Winner Adra argued in her essay that the fact that AUB promotes diversity, freedom of expression, and tolerance, it has succeeded in teaching politically active students to respect each other, despite their diametrically opposed views. As a result, AUB students have not resorted to violence or fist fights to prove their political arguments, in spite of the politically charged atmosphere of the country that, more often than not, is reflected in students' discussions.

"As a university that has embraced diversity and boasts students holding flags of every color, it has also succeeded in implementing a system of mutual respect and understanding," said Adra, reading from her winning essay.

Keynote speaker Professor Samir Makdisi, a former economy and trade minister, overviewed AUB's strengths and weaknesses as an institution. A member of a through-and-through AUB family, Makdisi was introduced by Waterbury as a member of one of those families who are the "guardians of the flame." Indeed, Makdisi's father, Anis, was a dominant figure at the University and its Arabic studies program has lent his name to the Anis Makdisi Program in Literature, an interdisciplinary program that was established in 2002.


Now, Samir Makdisi's son Karim is an active member of the Department of Political Studies and Public Administration, teaching international relations. Samir Makdisi was also deputy president of AUB from 1993 to 1998, welcoming Waterbury to his post.

In his speech, Makdisi lauded AUB's liberal arts education, noting that it is exposure to the humanities and the ideas of great thinkers across the ages that can teach students the various notions of justice, freedom, morality, and social responsibility.

Makdisi added, however, that human freedom as manifested in democracy is not an end in itself, but a requirement for human development. "Democracy is not only an end in itself, but gives people a voice and a constructive role in shaping values and norms," he said.

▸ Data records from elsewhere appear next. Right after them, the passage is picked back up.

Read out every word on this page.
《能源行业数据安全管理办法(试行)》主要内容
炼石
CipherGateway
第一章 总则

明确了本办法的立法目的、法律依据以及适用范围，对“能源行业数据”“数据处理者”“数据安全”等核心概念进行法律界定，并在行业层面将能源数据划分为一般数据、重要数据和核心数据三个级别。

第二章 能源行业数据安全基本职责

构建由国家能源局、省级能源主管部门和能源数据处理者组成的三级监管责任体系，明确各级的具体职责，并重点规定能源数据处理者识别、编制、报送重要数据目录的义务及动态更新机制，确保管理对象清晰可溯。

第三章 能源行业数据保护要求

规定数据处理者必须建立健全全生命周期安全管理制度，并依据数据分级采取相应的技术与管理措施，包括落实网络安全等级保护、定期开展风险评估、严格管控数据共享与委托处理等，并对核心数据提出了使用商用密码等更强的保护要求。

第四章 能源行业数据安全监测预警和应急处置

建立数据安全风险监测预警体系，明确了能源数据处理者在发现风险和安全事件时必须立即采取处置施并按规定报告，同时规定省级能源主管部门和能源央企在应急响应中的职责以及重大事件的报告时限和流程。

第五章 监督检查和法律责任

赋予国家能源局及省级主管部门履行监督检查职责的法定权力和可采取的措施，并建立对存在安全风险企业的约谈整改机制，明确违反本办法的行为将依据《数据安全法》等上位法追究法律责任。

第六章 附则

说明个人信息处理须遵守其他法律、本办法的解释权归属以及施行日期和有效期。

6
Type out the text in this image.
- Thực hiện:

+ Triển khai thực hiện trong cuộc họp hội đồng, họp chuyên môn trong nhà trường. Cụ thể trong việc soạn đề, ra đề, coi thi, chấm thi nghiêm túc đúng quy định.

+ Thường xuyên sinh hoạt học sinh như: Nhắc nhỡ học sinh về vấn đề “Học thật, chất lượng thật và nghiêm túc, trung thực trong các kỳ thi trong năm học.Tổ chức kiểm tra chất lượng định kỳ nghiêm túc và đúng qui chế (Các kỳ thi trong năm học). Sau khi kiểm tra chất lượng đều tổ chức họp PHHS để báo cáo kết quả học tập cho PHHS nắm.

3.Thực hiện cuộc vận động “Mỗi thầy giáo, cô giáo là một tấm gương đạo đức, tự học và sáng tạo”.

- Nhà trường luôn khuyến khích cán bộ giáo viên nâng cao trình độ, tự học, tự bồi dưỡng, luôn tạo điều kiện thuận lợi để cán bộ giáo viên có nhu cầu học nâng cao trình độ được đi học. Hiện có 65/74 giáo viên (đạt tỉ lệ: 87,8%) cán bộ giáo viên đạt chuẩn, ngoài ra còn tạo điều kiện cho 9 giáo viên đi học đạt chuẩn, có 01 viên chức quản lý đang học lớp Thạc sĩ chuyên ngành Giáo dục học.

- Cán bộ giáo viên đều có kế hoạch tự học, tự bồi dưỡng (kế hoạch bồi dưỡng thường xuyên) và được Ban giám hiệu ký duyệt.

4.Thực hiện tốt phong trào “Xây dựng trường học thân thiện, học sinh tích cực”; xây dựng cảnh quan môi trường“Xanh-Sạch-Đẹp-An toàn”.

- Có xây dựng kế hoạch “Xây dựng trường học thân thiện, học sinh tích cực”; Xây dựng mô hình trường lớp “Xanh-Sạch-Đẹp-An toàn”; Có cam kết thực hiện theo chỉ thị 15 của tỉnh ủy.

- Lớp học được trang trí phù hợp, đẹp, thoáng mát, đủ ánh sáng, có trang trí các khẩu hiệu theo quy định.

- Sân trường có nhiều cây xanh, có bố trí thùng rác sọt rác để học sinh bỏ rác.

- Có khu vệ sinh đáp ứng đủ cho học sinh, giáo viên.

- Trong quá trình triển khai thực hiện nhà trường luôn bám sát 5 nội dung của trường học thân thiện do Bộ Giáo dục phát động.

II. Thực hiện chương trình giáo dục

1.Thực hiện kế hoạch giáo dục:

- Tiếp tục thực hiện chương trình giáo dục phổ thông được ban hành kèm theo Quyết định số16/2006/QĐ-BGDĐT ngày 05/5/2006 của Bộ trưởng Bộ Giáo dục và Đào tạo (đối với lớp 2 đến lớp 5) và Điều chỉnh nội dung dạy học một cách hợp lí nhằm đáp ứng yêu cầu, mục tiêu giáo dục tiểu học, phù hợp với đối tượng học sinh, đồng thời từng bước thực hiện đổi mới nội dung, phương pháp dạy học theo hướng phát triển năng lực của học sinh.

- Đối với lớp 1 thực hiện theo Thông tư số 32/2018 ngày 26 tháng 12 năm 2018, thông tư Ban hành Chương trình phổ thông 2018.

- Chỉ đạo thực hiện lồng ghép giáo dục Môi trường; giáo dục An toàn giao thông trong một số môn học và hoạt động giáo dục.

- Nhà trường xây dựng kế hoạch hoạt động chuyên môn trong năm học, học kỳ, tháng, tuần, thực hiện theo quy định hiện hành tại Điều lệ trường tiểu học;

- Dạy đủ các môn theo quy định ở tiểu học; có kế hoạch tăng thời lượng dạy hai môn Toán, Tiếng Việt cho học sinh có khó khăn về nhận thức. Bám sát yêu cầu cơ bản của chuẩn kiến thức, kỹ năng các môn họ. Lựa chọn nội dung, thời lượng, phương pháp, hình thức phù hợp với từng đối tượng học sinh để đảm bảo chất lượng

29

Makdisi also commended AUB's espousal of freedom of expression and free intellectual discourse, while conceding that on a few occasions the University had to curb some of this freedom to protect itself from the chaotic and violent political environment it found itself in. He added that AUB has a role to play in promoting such free intellectual discourse.

"In our region of the world, where democratic practices and governance are, to say the least, wanting, and where a major regional conflict continues, universities such as AUB have a crucial role to play in fostering the intellectual discourse that helps bring about desired change," he said. "Maintaining a free intellectual environment clearly would strengthen AUB's role as a center for discourse on public policy issues as well as encourage students to develop their own minds on matters of great import to the development of their societies."

Makdisi prodded AUB to ensure that all forms of discrimination on campus be abolished. He also asked administrators to work hard on keeping AUB education competitive in the region, by recruiting and maintaining highly qualified faculty. Finally, Makdisi encouraged AUB to expand its role as a cultural bridge between East and West, by forging "more systematic links with select Western academic institutions, especially those with their own Arab or Middle East programs."

He also noted that AUB owes part of its success to its location in Lebanon, which acts as an enabling environment. "Were this country an autocracy, it is doubtful that liberal education could have flourished in it," he said.

The ceremony ended with the AUB Choir, led by Professor Paul Meers, singing the Alma Mater. The choir had also performed Claude Debussy's "Dieu qu'il la fait bon regarder" during the ceremony.